VALOR-CKD trial did not show any benefits for veverimer

Presented By
Dr Navdeep Tangri, Seven Oaks General Hospital, Winnipeg, Canada
ASN 2022
Phase 3, VALOR-CKD

Treatment with veverimer did not result in a clinically significant improvement of serum bicarbonate levels and did not slow chronic kidney disease (CKD) progression compared with placebo. Veverimer was safe and well tolerated in older adults with advanced CKD and metabolic acidosis, with no significant difference in the frequency of serious adverse events [1].

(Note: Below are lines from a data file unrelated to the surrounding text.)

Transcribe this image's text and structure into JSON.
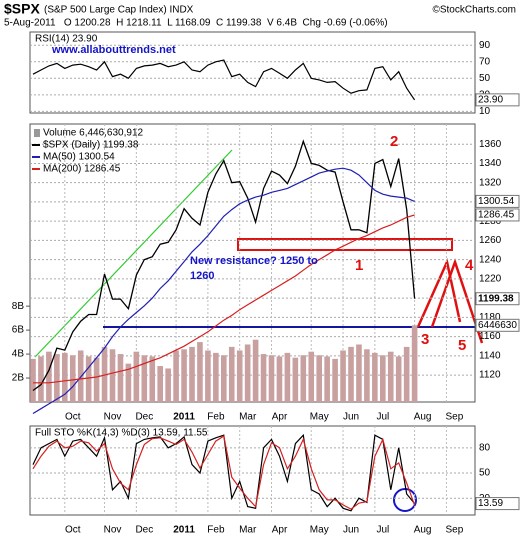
{
  "header": {
    "title": "$SPX",
    "subtitle": "(S&P 500 Large Cap Index) INDX",
    "source": "©StockCharts.com",
    "quote": "5-Aug-2011   O 1200.28  H 1218.11  L 1168.09  C 1199.38  V 6.4B  Chg -0.69 (-0.06%)"
  },
  "chart_data": [
    {
      "type": "line",
      "title": "RSI(14) 23.90",
      "annotations": [
        {
          "text": "www.allabouttrends.net",
          "color": "#1414c8"
        }
      ],
      "ylim": [
        8,
        106
      ],
      "yticks": [
        90,
        70,
        50,
        30,
        10
      ],
      "grid": true,
      "series": [
        {
          "color": "#000000",
          "end_label": "23.90",
          "values": [
            55,
            60,
            65,
            68,
            62,
            66,
            67,
            64,
            60,
            70,
            52,
            55,
            50,
            62,
            65,
            66,
            68,
            64,
            66,
            70,
            60,
            58,
            66,
            70,
            72,
            52,
            55,
            45,
            40,
            58,
            62,
            56,
            50,
            60,
            68,
            50,
            48,
            45,
            46,
            38,
            32,
            35,
            36,
            62,
            64,
            48,
            58,
            38,
            23.9,
            null,
            null,
            null,
            null,
            null,
            null,
            null
          ]
        }
      ]
    },
    {
      "type": "line",
      "categories": [
        null,
        null,
        null,
        null,
        "Oct",
        null,
        null,
        null,
        null,
        "Nov",
        null,
        null,
        null,
        "Dec",
        null,
        null,
        null,
        null,
        "2011",
        null,
        null,
        null,
        "Feb",
        null,
        null,
        null,
        "Mar",
        null,
        null,
        null,
        "Apr",
        null,
        null,
        null,
        null,
        "May",
        null,
        null,
        null,
        "Jun",
        null,
        null,
        null,
        "Jul",
        null,
        null,
        null,
        null,
        "Aug",
        null,
        null,
        null,
        "Sep",
        null,
        null,
        null
      ],
      "ylim": [
        1092,
        1381
      ],
      "yticks": [
        1360,
        1340,
        1320,
        1300,
        1280,
        1260,
        1240,
        1220,
        1200,
        1180,
        1160,
        1140,
        1120
      ],
      "grid": true,
      "y2lim": [
        0,
        23.2
      ],
      "y2ticks": [
        {
          "value": 8,
          "label": "8B"
        },
        {
          "value": 6,
          "label": "6B"
        },
        {
          "value": 4,
          "label": "4B"
        },
        {
          "value": 2,
          "label": "2B"
        }
      ],
      "annotations": [
        {
          "text": "2",
          "color": "#e01010"
        },
        {
          "text": "1",
          "color": "#e01010"
        },
        {
          "text": "3",
          "color": "#e01010"
        },
        {
          "text": "4",
          "color": "#e01010"
        },
        {
          "text": "5",
          "color": "#e01010"
        },
        {
          "text": "New resistance? 1250 to 1260",
          "color": "#1414c8"
        }
      ],
      "series": [
        {
          "name": "Volume 6,446,630,912",
          "type": "bar",
          "axis": "y2",
          "color": "#c9a0a0",
          "end_label": "6446630",
          "values": [
            3.6,
            3.8,
            4.2,
            4.0,
            4.1,
            3.9,
            4.3,
            3.8,
            3.7,
            4.6,
            4.4,
            4.0,
            3.2,
            4.2,
            3.9,
            3.8,
            3.0,
            2.8,
            4.3,
            4.4,
            4.6,
            5.0,
            4.3,
            4.1,
            3.9,
            4.6,
            4.3,
            4.8,
            5.2,
            4.0,
            3.9,
            3.8,
            4.1,
            3.7,
            3.9,
            4.2,
            3.9,
            3.8,
            3.6,
            4.3,
            4.6,
            4.8,
            4.4,
            4.1,
            3.9,
            4.2,
            3.8,
            4.6,
            6.4,
            null,
            null,
            null,
            null,
            null,
            null,
            null
          ]
        },
        {
          "name": "$SPX (Daily) 1199.38",
          "color": "#000000",
          "end_label": "1199.38",
          "values": [
            1104,
            1110,
            1125,
            1148,
            1146,
            1165,
            1176,
            1183,
            1183,
            1225,
            1199,
            1199,
            1189,
            1224,
            1240,
            1243,
            1256,
            1258,
            1271,
            1293,
            1283,
            1276,
            1310,
            1329,
            1343,
            1320,
            1321,
            1304,
            1279,
            1314,
            1332,
            1328,
            1319,
            1337,
            1363,
            1340,
            1338,
            1333,
            1331,
            1300,
            1271,
            1271,
            1268,
            1340,
            1344,
            1316,
            1345,
            1292,
            1199.38,
            null,
            null,
            null,
            null,
            null,
            null,
            null
          ]
        },
        {
          "name": "MA(50) 1300.54",
          "color": "#1f1fb4",
          "end_label": "1300.54",
          "values": [
            1080,
            1085,
            1090,
            1095,
            1100,
            1108,
            1118,
            1128,
            1138,
            1148,
            1160,
            1170,
            1178,
            1185,
            1192,
            1200,
            1210,
            1218,
            1228,
            1238,
            1248,
            1256,
            1265,
            1275,
            1285,
            1292,
            1298,
            1302,
            1305,
            1307,
            1310,
            1312,
            1314,
            1318,
            1322,
            1326,
            1330,
            1332,
            1334,
            1335,
            1333,
            1328,
            1320,
            1312,
            1308,
            1306,
            1305,
            1304,
            1300.54,
            null,
            null,
            null,
            null,
            null,
            null,
            null
          ]
        },
        {
          "name": "MA(200) 1286.45",
          "color": "#d62020",
          "end_label": "1286.45",
          "values": [
            1112,
            1112,
            1112,
            1113,
            1114,
            1115,
            1116,
            1117,
            1118,
            1120,
            1122,
            1124,
            1126,
            1129,
            1132,
            1135,
            1138,
            1142,
            1146,
            1150,
            1155,
            1160,
            1165,
            1171,
            1177,
            1182,
            1188,
            1193,
            1198,
            1203,
            1208,
            1213,
            1218,
            1223,
            1229,
            1235,
            1240,
            1245,
            1250,
            1254,
            1258,
            1262,
            1265,
            1269,
            1273,
            1276,
            1280,
            1284,
            1286.45,
            null,
            null,
            null,
            null,
            null,
            null,
            null
          ]
        }
      ]
    },
    {
      "type": "line",
      "title": "Full STO %K(14,3) %D(3) 13.59, 11.55",
      "categories": [
        null,
        null,
        null,
        null,
        "Oct",
        null,
        null,
        null,
        null,
        "Nov",
        null,
        null,
        null,
        "Dec",
        null,
        null,
        null,
        null,
        "2011",
        null,
        null,
        null,
        "Feb",
        null,
        null,
        null,
        "Mar",
        null,
        null,
        null,
        "Apr",
        null,
        null,
        null,
        null,
        "May",
        null,
        null,
        null,
        "Jun",
        null,
        null,
        null,
        "Jul",
        null,
        null,
        null,
        null,
        "Aug",
        null,
        null,
        null,
        "Sep",
        null,
        null,
        null
      ],
      "ylim": [
        0,
        106
      ],
      "yticks": [
        80,
        50,
        20
      ],
      "grid": true,
      "series": [
        {
          "color": "#000000",
          "end_label": "13.59",
          "values": [
            60,
            80,
            85,
            90,
            70,
            88,
            90,
            80,
            70,
            92,
            30,
            40,
            20,
            85,
            90,
            92,
            93,
            80,
            85,
            93,
            60,
            50,
            88,
            92,
            95,
            20,
            40,
            10,
            8,
            80,
            90,
            70,
            40,
            85,
            95,
            30,
            25,
            10,
            20,
            8,
            5,
            20,
            15,
            95,
            90,
            30,
            80,
            25,
            13.59,
            null,
            null,
            null,
            null,
            null,
            null,
            null
          ]
        },
        {
          "color": "#d62020",
          "values": [
            55,
            70,
            82,
            88,
            80,
            82,
            88,
            86,
            76,
            85,
            55,
            38,
            30,
            60,
            84,
            91,
            92,
            88,
            84,
            90,
            75,
            56,
            72,
            88,
            94,
            45,
            32,
            20,
            10,
            60,
            86,
            80,
            55,
            70,
            90,
            55,
            30,
            18,
            18,
            12,
            7,
            14,
            16,
            70,
            90,
            55,
            62,
            38,
            11.55,
            null,
            null,
            null,
            null,
            null,
            null,
            null
          ]
        }
      ]
    }
  ]
}
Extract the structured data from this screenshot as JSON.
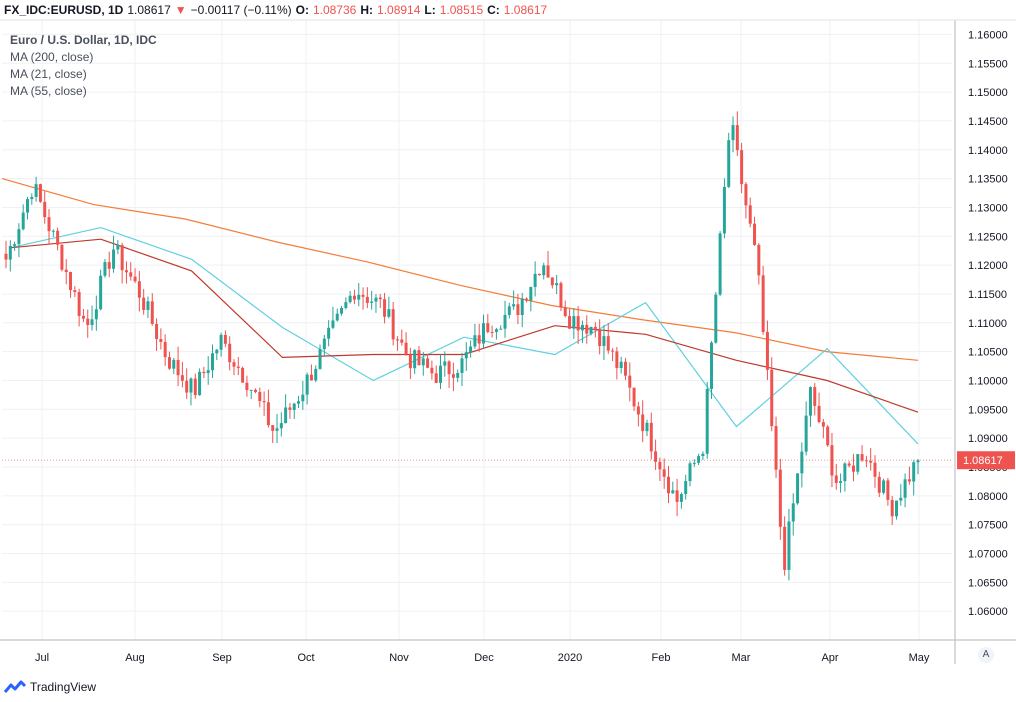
{
  "header": {
    "symbol": "FX_IDC:EURUSD, 1D",
    "last": "1.08617",
    "arrow": "▼",
    "change": "−0.00117 (−0.11%)",
    "o_label": "O:",
    "o_value": "1.08736",
    "h_label": "H:",
    "h_value": "1.08914",
    "l_label": "L:",
    "l_value": "1.08515",
    "c_label": "C:",
    "c_value": "1.08617"
  },
  "legend": {
    "title": "Euro / U.S. Dollar, 1D, IDC",
    "ma200": "MA (200, close)",
    "ma21": "MA (21, close)",
    "ma55": "MA (55, close)"
  },
  "price_tag": "1.08617",
  "footer": {
    "brand": "TradingView"
  },
  "scale_button": "A",
  "colors": {
    "up": "#26a69a",
    "down": "#ef5350",
    "ma200": "#f57c3a",
    "ma21": "#5fd0e0",
    "ma55": "#c0392b",
    "grid": "#eef0f4"
  },
  "chart_data": {
    "type": "candlestick",
    "title": "Euro / U.S. Dollar, 1D, IDC",
    "ylim": [
      1.055,
      1.1625
    ],
    "y_ticks": [
      1.06,
      1.065,
      1.07,
      1.075,
      1.08,
      1.085,
      1.09,
      1.095,
      1.1,
      1.105,
      1.11,
      1.115,
      1.12,
      1.125,
      1.13,
      1.135,
      1.14,
      1.145,
      1.15,
      1.155,
      1.16
    ],
    "x_tick_labels": [
      "Jul",
      "Aug",
      "Sep",
      "Oct",
      "Nov",
      "Dec",
      "2020",
      "Feb",
      "Mar",
      "Apr",
      "May"
    ],
    "grid": true,
    "last_price": 1.08617,
    "price_series": [
      {
        "x": "Jun",
        "close": 1.121
      },
      {
        "x": "Jul",
        "close": 1.134
      },
      {
        "x": "Jul",
        "close": 1.122
      },
      {
        "x": "Aug",
        "close": 1.109
      },
      {
        "x": "Aug",
        "close": 1.123
      },
      {
        "x": "Aug",
        "close": 1.115
      },
      {
        "x": "Sep",
        "close": 1.104
      },
      {
        "x": "Sep",
        "close": 1.098
      },
      {
        "x": "Sep",
        "close": 1.107
      },
      {
        "x": "Sep",
        "close": 1.1
      },
      {
        "x": "Oct",
        "close": 1.091
      },
      {
        "x": "Oct",
        "close": 1.098
      },
      {
        "x": "Oct",
        "close": 1.107
      },
      {
        "x": "Oct",
        "close": 1.116
      },
      {
        "x": "Nov",
        "close": 1.113
      },
      {
        "x": "Nov",
        "close": 1.104
      },
      {
        "x": "Nov",
        "close": 1.101
      },
      {
        "x": "Dec",
        "close": 1.103
      },
      {
        "x": "Dec",
        "close": 1.11
      },
      {
        "x": "Dec",
        "close": 1.112
      },
      {
        "x": "2020",
        "close": 1.121
      },
      {
        "x": "2020",
        "close": 1.111
      },
      {
        "x": "2020",
        "close": 1.109
      },
      {
        "x": "Feb",
        "close": 1.101
      },
      {
        "x": "Feb",
        "close": 1.09
      },
      {
        "x": "Feb",
        "close": 1.079
      },
      {
        "x": "Mar",
        "close": 1.089
      },
      {
        "x": "Mar",
        "close": 1.145
      },
      {
        "x": "Mar",
        "close": 1.12
      },
      {
        "x": "Mar",
        "close": 1.068
      },
      {
        "x": "Apr",
        "close": 1.098
      },
      {
        "x": "Apr",
        "close": 1.082
      },
      {
        "x": "Apr",
        "close": 1.088
      },
      {
        "x": "Apr",
        "close": 1.078
      },
      {
        "x": "May",
        "close": 1.08617
      }
    ],
    "series": [
      {
        "name": "MA (200, close)",
        "values": [
          1.135,
          1.1305,
          1.128,
          1.124,
          1.1205,
          1.1165,
          1.113,
          1.1105,
          1.1083,
          1.105,
          1.1035
        ]
      },
      {
        "name": "MA (21, close)",
        "values": [
          1.123,
          1.1265,
          1.121,
          1.1092,
          1.1,
          1.1075,
          1.1045,
          1.1135,
          1.092,
          1.1055,
          1.089
        ]
      },
      {
        "name": "MA (55, close)",
        "values": [
          1.123,
          1.1245,
          1.119,
          1.104,
          1.1045,
          1.1045,
          1.1095,
          1.108,
          1.1035,
          1.1,
          1.0945
        ]
      }
    ]
  }
}
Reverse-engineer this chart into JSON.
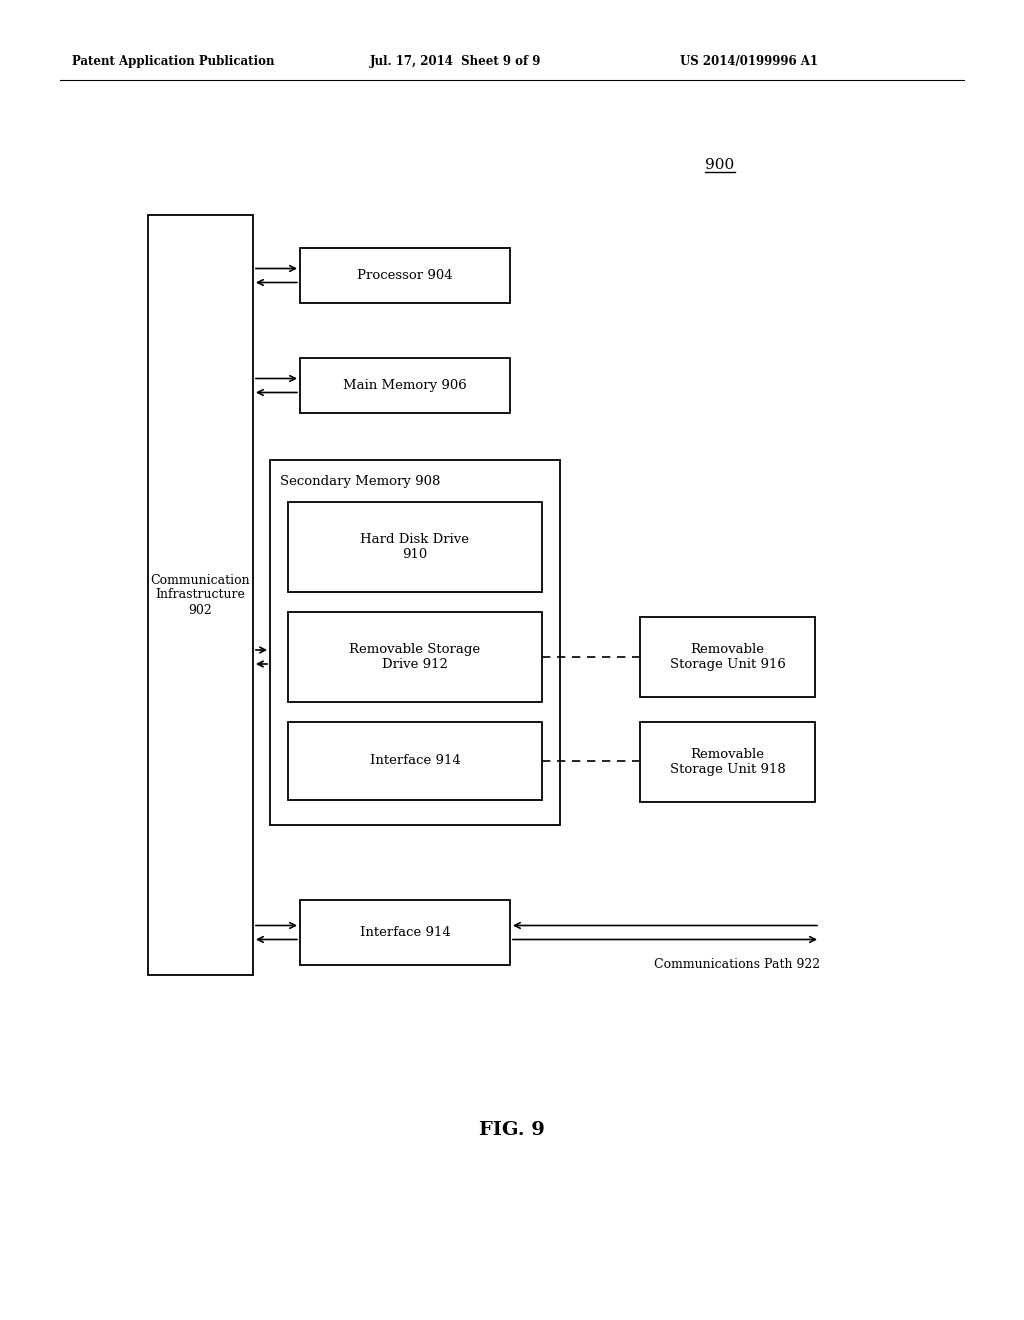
{
  "fig_width": 10.24,
  "fig_height": 13.2,
  "bg_color": "#ffffff",
  "header_left": "Patent Application Publication",
  "header_mid": "Jul. 17, 2014  Sheet 9 of 9",
  "header_right": "US 2014/0199996 A1",
  "fig_label": "FIG. 9",
  "diagram_label": "900",
  "comm_infra_label": "Communication\nInfrastructure\n902",
  "processor_label": "Processor 904",
  "main_memory_label": "Main Memory 906",
  "secondary_memory_label": "Secondary Memory 908",
  "hard_disk_label": "Hard Disk Drive\n910",
  "removable_storage_drive_label": "Removable Storage\nDrive 912",
  "interface_inner_label": "Interface 914",
  "removable_storage_unit1_label": "Removable\nStorage Unit 916",
  "removable_storage_unit2_label": "Removable\nStorage Unit 918",
  "interface_outer_label": "Interface 914",
  "comm_path_label": "Communications Path 922",
  "line_color": "#000000",
  "box_fill": "#ffffff",
  "text_color": "#000000"
}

Metabolic acidosis is associated with progression of CKD and impaired physical function. Veverimer – a novel hydrochloric-acid binder that removes acid from the gastrointestinal tract leading to an increase in serum bicarbonate – has been developed to treat metabolic acidosis with the goal of slowing progression of CKD. The VALOR-CKD trial (NCT03710291) is an international, randomised, multicentre, double-blind, placebo-controlled study evaluating the effect of veverimer QD on disease progression in patients with metabolic acidosis and CKD. Eligible patients had serum bicarbonate in the range of 12–20 mmol/L and an estimated glomerular filtration rate of 20–40 mL/min/1.73m2. Patients with acute metabolic acidosis who received a kidney transplant or scheduled renal replacement therapy within 6 months and acute kidney injury or anuria were excluded. The primary outcome of the study was CKD progression defined as the development of end-stage renal disease, a sustained decline in estimated glomerular filtration rate >40% from baseline, or death due to kidney failure. Key secondary endpoints included effects on physical function. Overall, 1,480 patients were randomised to veverimer 3–9 g QD (n=741) or placebo (n=739). Baseline characteristics were well balanced. There were 149 events with veverimer and 148 events with placebo (HR 0.99; 95% CI 0.78–1.24; P=0.898). Similarly, there was no difference in self-reported or objectively measured physical function, time to dialysis or renal death or cardiovascular death, nor any other secondary endpoint. No significant increases in serious adverse events were seen with veverimer compared with placebo. Regarding these disappointing results, Dr Navdeep Tangri (Seven Oaks General Hospital, Winnipeg, Canada) postulated that the bicarbonate levels in patients who were randomised to placebo (21 mEq/L approx.) may have limited the ability of the researchers to achieve a clinical or biochemical benefit from correction of metabolic acidosis [1].

  1. Tangri N, et al. VALOR-CKD: A Multicenter, Randomized, Double-Blind Placebo-Controlled Trial Evaluating Veverimer in Slowing Progression of CKD in Patients With Metabolic Acidosis. FR-OR65, ASN Kidney Week 2022, 3–6 Nov.